Nevermind, my client wasn’t connected yet - I thought LocalClient would be null until a connection was successful, but that wasn’t the case. I fixed this by replacing yield return new WaitUntil(() => NetworkManager.Singleton.LocalClient != null); with yield return new WaitUntil(() => NetworkManager.Singleton.IsConnectedClient);

You’re setting this up incorrectly. You don’t wait for a client to be connected. Instead, you have events “client connected” or you could start the coroutine in a network object’s OnNetworkSpawn method and thus know that the client is connected.

I’m also skeptical about you synchronizing the connected players list. NetworkManager already knows about the connected clients and I believe this is available for all clients.

With the exception of a player’s name - which you can pass in during connection approval as part of the payload. The server stores that player name for the given client id in a dictionary. If the client gets approved, the server calls a ClientRpc "NewPlayerConnectedHeresTheName(ulong clientId, string playerName, byte teamId). Clients don’t have to advertise to the server that they are connected - the server already knows! You only need to listen to client approval and connected callbacks.

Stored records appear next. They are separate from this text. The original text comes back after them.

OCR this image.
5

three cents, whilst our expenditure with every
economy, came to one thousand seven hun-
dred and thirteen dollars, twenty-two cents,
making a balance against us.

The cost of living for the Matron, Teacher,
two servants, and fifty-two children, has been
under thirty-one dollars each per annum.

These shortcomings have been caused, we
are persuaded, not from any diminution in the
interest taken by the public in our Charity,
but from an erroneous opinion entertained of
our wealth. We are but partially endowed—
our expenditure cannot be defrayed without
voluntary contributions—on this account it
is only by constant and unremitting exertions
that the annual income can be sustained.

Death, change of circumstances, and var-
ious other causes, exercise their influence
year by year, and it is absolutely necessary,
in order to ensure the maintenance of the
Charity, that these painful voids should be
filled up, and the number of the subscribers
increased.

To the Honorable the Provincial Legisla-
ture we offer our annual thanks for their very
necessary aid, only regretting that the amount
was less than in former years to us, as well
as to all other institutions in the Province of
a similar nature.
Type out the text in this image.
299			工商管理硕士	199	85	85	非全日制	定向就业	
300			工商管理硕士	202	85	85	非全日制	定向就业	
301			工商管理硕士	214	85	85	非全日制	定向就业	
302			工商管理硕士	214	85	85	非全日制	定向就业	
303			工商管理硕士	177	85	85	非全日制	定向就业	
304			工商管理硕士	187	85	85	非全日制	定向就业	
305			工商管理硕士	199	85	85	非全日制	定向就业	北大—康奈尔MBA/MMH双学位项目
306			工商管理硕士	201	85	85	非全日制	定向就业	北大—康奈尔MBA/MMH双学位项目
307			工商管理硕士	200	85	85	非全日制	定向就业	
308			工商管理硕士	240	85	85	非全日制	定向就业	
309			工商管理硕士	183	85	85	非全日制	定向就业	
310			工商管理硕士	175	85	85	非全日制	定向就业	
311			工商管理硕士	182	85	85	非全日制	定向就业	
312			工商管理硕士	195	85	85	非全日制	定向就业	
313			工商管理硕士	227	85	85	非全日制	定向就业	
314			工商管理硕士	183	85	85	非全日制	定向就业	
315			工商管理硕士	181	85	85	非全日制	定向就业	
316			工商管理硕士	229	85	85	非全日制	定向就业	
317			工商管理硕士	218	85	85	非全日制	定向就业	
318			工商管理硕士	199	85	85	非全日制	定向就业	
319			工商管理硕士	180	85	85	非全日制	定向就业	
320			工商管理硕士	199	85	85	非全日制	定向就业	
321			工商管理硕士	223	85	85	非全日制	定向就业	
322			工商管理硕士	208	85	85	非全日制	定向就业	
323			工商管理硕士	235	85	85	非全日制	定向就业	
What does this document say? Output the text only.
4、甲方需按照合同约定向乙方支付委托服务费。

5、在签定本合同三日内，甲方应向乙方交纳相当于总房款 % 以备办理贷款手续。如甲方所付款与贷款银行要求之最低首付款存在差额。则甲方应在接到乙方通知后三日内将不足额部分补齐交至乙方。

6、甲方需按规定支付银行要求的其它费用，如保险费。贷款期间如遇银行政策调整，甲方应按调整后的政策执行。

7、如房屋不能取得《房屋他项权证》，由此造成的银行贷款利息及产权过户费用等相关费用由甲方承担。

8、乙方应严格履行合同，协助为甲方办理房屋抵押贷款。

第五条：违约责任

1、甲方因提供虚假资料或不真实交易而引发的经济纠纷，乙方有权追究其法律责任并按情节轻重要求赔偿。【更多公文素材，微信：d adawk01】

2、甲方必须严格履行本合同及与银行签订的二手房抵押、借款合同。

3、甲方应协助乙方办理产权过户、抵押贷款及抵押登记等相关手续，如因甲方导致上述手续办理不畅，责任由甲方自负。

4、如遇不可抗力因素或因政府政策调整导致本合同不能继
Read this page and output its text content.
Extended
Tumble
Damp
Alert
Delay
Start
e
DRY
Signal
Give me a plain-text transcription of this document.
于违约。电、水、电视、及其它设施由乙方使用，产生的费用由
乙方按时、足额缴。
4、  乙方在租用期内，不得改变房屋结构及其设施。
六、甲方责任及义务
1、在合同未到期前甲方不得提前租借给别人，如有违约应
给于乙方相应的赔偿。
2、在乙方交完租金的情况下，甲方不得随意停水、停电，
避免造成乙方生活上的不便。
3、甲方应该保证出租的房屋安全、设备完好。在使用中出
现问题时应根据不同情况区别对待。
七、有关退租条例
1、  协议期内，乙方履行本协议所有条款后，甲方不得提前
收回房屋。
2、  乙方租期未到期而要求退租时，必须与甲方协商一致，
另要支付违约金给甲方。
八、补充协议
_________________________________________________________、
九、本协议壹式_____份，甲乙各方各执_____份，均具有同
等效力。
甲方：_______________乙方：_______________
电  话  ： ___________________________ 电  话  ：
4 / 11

Refrain from sending Json formatted strings over the network, this unnecessarily bloats traffic for which you’ll eventually will have to pay for! It may not sound like much but consider thousands of players causing 5 times as much traffic as necessary and you’ll pay for 5 times the bandwidth (or hit the pay limit five times earlier). Assuming you are using services like relay or server hosting or continue to write such bandwidth-wasteful netcode.

I appreciate the insight - this is a project for university which I’m unlikely to release fully using the current systems. Ideally, I’ll end up using steamworks’ lobby system instead which provides the information I need by default, for the most part. I’m only using unity’s systems because of limitations with my uni’s computers (namely, the inability to install steam in the first place).

HOWEVER, your notes on how I’m handling the connections are still super valid and useful to me, and I’ll take it into account when further developing this project. I’d also like to thank you for your contributions to the forums over the years, because I often see you, Kurt-Dekker and Antistone in threads that have solved various issues I’ve come across while learning.

I’ll keep your feedback in mind and implement some less wasteful code once I have time in my roadmap for now.